Real-Time LLM Inference on Standard GPUs: 3k Tokens/S per Request
Companies Mentioned
Why It Matters
By proving real‑time LLM decoding on commodity GPUs, Kog reduces reliance on proprietary inference chips and accelerates AI‑agent productivity for enterprises.
Key Takeaways
- •Kog Inference Engine hits 3k tokens/s on 8× AMD MI300X.
- •Single‑request latency optimized via monokernel and custom KCCL communication.

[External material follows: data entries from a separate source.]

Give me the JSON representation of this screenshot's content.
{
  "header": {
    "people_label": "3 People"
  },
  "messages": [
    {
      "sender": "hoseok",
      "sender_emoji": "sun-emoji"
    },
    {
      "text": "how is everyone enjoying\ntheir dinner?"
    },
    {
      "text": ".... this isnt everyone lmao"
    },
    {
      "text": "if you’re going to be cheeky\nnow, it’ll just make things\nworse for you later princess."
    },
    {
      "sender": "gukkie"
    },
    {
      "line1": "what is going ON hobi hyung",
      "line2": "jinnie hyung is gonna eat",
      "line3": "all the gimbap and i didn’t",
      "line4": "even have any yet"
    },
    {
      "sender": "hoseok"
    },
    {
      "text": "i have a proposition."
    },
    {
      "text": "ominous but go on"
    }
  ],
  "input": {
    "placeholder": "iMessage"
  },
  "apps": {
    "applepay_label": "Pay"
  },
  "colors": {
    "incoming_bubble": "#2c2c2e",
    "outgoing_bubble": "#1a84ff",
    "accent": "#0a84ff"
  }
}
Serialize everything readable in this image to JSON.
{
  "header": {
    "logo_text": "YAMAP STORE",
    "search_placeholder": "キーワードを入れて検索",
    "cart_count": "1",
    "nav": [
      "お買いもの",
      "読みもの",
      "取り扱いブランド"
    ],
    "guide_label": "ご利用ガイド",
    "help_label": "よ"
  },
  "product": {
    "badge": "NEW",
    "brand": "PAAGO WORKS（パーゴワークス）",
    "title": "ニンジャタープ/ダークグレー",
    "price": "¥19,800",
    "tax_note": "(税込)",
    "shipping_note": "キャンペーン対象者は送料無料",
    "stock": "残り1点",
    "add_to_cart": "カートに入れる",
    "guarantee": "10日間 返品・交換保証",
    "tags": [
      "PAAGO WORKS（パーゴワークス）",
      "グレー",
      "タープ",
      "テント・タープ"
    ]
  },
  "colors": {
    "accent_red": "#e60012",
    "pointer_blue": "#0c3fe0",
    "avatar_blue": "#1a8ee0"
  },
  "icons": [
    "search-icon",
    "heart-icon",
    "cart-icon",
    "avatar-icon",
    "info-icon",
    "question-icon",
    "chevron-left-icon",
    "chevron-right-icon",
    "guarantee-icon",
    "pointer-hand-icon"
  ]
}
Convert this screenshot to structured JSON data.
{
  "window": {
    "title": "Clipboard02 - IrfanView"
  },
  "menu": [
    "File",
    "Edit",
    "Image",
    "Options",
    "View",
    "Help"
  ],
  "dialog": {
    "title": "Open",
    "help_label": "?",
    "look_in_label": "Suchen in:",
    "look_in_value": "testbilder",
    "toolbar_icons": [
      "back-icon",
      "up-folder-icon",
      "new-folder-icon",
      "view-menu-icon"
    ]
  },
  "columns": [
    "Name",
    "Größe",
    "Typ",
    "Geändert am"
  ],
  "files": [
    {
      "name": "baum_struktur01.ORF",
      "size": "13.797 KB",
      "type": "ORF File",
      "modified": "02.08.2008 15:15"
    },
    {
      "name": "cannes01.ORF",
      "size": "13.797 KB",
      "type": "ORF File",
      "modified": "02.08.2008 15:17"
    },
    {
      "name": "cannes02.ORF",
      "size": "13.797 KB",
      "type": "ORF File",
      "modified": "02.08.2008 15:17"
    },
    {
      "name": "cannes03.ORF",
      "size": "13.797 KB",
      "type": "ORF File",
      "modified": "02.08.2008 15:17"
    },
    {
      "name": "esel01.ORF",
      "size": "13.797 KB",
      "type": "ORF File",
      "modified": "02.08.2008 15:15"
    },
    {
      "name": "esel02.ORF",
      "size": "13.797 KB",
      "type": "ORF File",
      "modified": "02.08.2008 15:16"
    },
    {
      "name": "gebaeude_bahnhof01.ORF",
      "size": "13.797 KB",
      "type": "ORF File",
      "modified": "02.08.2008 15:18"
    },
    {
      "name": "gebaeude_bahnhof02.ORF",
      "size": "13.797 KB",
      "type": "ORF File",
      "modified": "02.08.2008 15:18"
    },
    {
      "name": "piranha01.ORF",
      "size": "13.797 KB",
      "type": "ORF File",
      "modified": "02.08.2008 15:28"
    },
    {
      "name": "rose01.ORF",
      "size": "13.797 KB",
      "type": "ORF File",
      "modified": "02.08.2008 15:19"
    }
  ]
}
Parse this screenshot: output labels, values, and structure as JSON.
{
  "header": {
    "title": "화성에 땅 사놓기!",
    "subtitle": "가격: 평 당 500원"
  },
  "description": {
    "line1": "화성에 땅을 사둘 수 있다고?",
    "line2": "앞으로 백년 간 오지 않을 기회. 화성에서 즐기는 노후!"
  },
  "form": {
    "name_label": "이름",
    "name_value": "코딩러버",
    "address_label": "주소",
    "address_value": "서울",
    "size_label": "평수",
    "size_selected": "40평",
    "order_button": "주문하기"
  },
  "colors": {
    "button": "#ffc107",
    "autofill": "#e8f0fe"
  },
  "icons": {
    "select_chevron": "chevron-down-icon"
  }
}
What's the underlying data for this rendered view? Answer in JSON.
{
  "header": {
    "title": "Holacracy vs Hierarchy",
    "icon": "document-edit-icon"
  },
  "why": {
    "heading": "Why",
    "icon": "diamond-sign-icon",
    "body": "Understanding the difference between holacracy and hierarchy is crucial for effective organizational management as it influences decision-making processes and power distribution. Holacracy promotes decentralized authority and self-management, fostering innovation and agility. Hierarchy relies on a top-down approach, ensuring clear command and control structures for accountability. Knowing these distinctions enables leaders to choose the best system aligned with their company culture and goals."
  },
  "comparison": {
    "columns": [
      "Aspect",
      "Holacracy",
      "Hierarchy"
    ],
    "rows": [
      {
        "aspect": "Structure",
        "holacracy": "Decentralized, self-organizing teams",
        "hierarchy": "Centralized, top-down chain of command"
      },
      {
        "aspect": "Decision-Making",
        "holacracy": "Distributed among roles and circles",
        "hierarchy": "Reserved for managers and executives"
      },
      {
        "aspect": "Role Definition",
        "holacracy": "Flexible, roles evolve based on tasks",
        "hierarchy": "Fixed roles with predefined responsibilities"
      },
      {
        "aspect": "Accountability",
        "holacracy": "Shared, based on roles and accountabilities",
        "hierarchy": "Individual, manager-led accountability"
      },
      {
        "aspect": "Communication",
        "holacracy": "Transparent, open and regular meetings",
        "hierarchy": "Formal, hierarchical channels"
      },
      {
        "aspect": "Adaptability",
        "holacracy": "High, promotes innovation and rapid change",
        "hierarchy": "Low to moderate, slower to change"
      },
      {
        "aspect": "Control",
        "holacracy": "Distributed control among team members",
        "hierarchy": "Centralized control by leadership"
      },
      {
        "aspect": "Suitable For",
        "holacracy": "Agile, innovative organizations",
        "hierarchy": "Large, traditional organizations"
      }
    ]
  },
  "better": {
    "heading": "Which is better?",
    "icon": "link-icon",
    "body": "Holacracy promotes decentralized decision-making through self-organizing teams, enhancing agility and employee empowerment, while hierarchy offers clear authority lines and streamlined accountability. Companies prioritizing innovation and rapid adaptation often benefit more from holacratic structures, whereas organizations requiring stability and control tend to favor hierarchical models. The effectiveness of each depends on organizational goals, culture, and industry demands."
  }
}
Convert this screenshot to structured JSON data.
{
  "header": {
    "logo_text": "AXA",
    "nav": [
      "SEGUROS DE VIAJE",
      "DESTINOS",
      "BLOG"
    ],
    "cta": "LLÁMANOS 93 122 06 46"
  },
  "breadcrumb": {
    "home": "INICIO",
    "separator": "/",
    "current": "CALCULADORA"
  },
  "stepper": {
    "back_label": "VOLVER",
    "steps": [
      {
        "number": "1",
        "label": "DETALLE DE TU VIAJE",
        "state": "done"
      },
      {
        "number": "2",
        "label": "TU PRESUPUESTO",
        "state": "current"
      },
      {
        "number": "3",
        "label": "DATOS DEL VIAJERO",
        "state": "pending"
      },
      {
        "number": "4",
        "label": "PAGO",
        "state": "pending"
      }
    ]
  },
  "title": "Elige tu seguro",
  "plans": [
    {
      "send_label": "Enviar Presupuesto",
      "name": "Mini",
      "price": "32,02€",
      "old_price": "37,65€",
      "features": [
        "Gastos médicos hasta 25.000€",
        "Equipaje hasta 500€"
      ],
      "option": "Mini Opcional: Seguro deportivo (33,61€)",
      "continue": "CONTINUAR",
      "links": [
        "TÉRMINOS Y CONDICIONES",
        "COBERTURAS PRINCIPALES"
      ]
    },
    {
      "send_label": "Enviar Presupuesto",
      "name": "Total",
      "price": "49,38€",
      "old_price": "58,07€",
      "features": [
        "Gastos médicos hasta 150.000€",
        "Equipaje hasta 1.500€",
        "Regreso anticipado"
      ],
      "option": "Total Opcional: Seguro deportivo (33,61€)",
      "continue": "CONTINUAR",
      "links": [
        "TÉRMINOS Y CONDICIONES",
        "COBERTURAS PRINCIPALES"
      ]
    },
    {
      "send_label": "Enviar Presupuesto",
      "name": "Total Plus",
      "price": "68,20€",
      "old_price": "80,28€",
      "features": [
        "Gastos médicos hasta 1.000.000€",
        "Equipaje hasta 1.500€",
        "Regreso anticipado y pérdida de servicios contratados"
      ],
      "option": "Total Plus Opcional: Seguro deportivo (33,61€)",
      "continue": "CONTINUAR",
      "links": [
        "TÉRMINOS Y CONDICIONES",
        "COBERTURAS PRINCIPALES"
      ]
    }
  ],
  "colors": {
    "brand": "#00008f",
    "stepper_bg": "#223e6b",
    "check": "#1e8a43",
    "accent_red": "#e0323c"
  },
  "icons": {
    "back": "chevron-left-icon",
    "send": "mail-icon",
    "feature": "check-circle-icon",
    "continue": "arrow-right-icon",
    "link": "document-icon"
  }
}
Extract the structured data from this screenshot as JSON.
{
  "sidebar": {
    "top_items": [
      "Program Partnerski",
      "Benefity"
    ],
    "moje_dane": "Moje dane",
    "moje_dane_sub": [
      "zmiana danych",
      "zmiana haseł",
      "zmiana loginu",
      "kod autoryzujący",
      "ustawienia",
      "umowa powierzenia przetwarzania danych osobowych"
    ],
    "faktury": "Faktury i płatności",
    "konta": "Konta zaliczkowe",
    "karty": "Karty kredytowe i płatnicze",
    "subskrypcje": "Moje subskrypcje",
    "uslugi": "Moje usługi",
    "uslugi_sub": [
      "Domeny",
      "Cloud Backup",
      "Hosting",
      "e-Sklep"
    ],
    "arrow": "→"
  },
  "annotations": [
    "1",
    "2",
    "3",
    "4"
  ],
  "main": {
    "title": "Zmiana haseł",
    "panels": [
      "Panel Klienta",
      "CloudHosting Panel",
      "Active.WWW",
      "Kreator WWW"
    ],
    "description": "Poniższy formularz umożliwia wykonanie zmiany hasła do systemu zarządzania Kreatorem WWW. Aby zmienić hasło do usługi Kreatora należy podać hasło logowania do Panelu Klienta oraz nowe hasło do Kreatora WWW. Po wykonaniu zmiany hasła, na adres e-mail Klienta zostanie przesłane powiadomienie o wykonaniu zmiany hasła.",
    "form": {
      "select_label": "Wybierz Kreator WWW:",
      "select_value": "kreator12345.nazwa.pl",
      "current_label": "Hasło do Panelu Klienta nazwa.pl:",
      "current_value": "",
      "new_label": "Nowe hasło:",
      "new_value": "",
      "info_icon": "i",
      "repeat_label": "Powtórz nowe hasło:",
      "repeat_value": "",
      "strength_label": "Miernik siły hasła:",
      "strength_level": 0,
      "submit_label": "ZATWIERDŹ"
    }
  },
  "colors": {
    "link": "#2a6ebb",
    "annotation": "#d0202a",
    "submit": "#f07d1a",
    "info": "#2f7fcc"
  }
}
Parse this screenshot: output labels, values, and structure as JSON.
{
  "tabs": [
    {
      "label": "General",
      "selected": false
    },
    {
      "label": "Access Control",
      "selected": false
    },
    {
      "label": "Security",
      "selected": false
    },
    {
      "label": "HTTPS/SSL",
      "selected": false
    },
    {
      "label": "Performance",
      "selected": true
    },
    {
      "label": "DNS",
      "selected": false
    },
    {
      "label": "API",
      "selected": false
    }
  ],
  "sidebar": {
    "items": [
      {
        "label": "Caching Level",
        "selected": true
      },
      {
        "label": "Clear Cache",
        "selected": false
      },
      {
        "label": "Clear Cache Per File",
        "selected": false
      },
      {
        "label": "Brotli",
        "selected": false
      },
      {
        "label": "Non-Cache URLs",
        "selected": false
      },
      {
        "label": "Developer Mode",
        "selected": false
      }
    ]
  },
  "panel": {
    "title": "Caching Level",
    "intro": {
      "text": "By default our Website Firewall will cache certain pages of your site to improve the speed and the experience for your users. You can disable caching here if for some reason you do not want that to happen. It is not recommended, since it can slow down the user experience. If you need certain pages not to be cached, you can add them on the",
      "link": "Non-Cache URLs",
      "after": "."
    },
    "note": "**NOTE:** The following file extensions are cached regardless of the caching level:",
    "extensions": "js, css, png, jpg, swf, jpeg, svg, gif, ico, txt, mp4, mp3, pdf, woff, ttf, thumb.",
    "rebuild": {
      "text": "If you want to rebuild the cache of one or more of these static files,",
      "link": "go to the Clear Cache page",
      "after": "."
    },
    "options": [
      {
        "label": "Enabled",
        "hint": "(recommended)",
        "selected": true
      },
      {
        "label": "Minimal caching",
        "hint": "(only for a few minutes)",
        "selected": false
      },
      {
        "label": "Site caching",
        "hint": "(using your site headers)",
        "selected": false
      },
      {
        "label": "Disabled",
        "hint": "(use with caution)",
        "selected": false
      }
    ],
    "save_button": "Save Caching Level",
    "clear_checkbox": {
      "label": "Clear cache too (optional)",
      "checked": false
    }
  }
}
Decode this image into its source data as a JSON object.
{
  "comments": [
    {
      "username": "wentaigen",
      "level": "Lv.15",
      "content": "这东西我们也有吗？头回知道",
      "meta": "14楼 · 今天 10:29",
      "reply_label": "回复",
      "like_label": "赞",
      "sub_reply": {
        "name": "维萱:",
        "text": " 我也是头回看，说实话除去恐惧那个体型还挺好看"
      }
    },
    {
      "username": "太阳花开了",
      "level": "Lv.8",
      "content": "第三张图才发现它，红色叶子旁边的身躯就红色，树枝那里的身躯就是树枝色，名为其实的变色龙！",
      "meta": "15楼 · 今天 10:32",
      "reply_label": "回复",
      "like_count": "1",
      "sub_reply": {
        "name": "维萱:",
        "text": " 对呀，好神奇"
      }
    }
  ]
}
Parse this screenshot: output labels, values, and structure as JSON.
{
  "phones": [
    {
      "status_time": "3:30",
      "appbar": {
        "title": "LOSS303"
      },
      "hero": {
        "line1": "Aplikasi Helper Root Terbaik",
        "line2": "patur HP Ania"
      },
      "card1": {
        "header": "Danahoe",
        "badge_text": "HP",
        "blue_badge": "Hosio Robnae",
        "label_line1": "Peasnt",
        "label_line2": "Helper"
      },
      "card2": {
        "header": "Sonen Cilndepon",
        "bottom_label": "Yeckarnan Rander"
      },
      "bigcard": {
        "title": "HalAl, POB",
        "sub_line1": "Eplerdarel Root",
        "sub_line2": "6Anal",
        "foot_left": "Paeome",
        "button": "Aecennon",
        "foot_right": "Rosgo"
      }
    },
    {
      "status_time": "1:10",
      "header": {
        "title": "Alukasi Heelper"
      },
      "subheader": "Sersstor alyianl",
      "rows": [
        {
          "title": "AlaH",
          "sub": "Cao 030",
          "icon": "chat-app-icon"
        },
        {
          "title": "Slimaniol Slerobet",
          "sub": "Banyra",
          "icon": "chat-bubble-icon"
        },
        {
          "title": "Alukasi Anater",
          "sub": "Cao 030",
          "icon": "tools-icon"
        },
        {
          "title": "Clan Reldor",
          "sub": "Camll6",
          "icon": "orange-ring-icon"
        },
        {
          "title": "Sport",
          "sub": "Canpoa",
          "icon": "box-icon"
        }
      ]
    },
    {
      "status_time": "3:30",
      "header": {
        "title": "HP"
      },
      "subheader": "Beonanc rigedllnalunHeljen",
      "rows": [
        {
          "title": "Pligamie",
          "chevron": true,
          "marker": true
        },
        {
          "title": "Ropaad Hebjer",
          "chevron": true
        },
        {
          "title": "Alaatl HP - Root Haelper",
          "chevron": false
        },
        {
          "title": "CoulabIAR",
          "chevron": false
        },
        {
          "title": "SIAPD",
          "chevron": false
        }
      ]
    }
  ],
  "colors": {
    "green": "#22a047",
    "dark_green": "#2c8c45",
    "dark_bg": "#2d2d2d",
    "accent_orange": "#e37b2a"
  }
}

- •Memory bandwidth, not FLOPs, limits token generation speed.
- •Standard GPU stacks lose microseconds due to kernel launches and CPU scheduling.
- •Roadmap includes scaling to larger MoE models with FP8/FP4 quantization.
Pulse Analysis
The rise of autonomous AI agents has shifted performance metrics from aggregate throughput to per‑request decode speed. In workflows such as code generation or iterative planning, each token adds latency, and a 3,000‑token‑per‑second rate can shrink a multi‑minute interaction to under twenty seconds. Kog AI’s focus on single‑request latency therefore addresses a bottleneck that directly impacts user experience and the economic viability of agent‑driven products.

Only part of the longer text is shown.